Zikrin edep mektebinde bilmesinler ismimi
Nigârıyım hem nihânı gözlerinin bezminde
Fenafillah bekasında kaybederken cismimi
Ateş aşktan murat alsın ötelerin cezminde
Akıl ilim tahsil etsin, can cananın feyzinde
Günah mıdır; gün âhından saklamak güneşimi
Günahımdan kıskanırım; bulmasın gün, eşimi
Nasıl gezer derunumda kıskançlık saltanatı
Yıldızların ışığını gözlerinden tanırım
Nice sözden sakınırım güzellik sanatını
Rüzgâr geçse kirpiğinden, ağyar öptü sanırım
Özündeki sonsuzluğu yokluğuma banarım
Halkı Hakk’a hasreden nur; ruhum ruhuna hasret
Hasretinden erirken har sözü sükûta hasr’et.
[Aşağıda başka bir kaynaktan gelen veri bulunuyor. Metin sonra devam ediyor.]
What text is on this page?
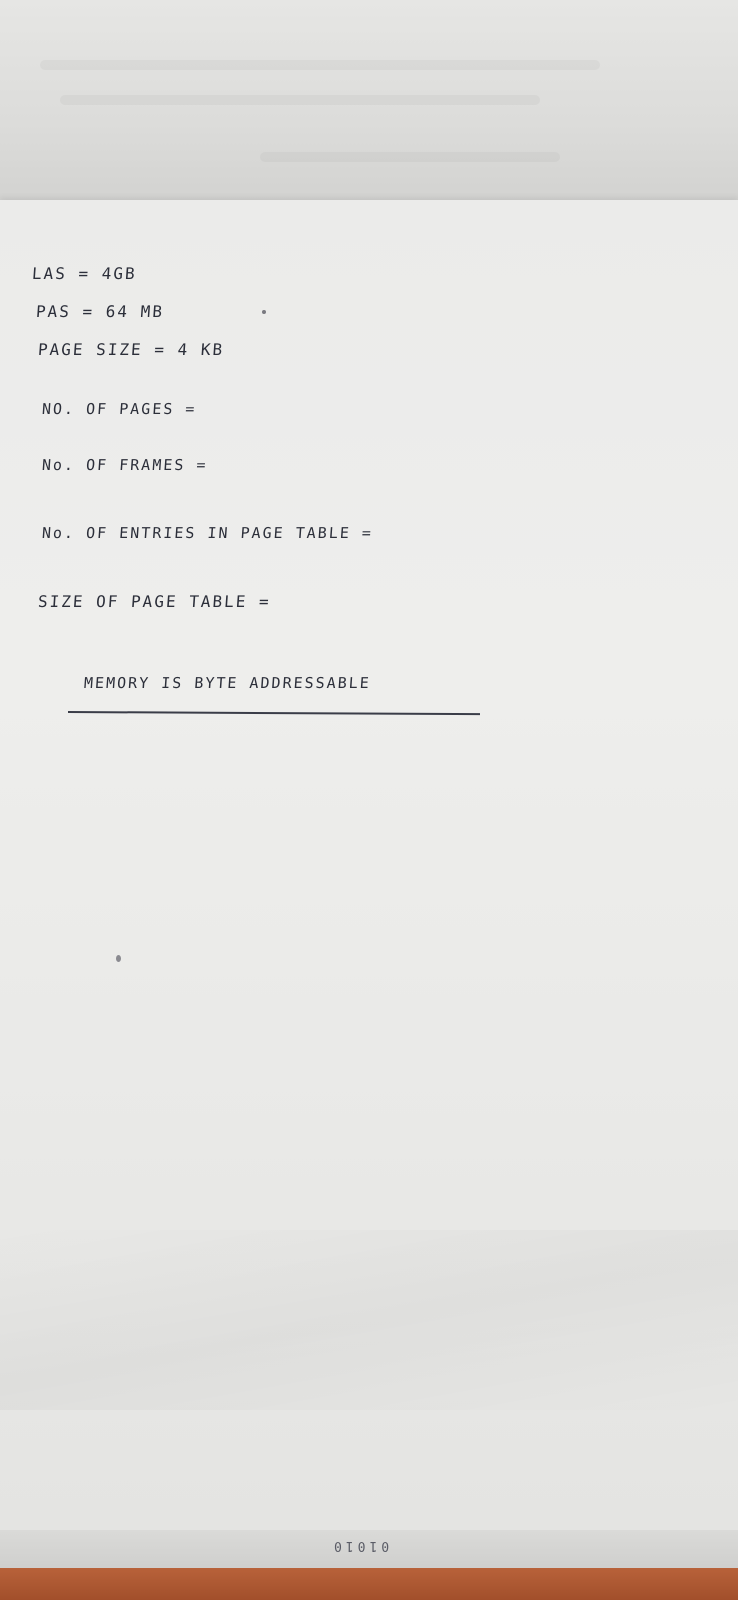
LAS = 4GB
PAS = 64 MB
PAGE SIZE = 4 KB
NO. OF PAGES =
No. OF FRAMES =
No. OF ENTRIES IN PAGE TABLE =
SIZE OF PAGE TABLE =
MEMORY IS BYTE ADDRESSABLE
01010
Yağmur yüzlü çöl muştusu, dağ duruşlu rindane
Hikmet bakar, vuslat susar her rahmede bergüzar
Arza hece, arşa gece yağarken tane tane
Sırrolmada yüreğinin dokunduğu her diyar
Firkatinle çiçek açar tutunduğum ahuzar
Düşünmeden bir lahzacık; düşüne düşüversem
Gözlerinin semasına bendeki düşü versem
Beklemez mi can ezelden ömrünün divanında
Omuzumda kaç asırlık kâlû belâ coşkusu
Tükenmekten geliyorken hep diriliş anında
Ruh katlidir ayrılığın bir nefeslik korkusu
Nefsim yanar, fikrim yanar; ellerinde yanar su
Dilim dilim sükûtlara bölünsem de dil şaddır
Dilim dünya sürgününde, hâlim yine dilşaddır.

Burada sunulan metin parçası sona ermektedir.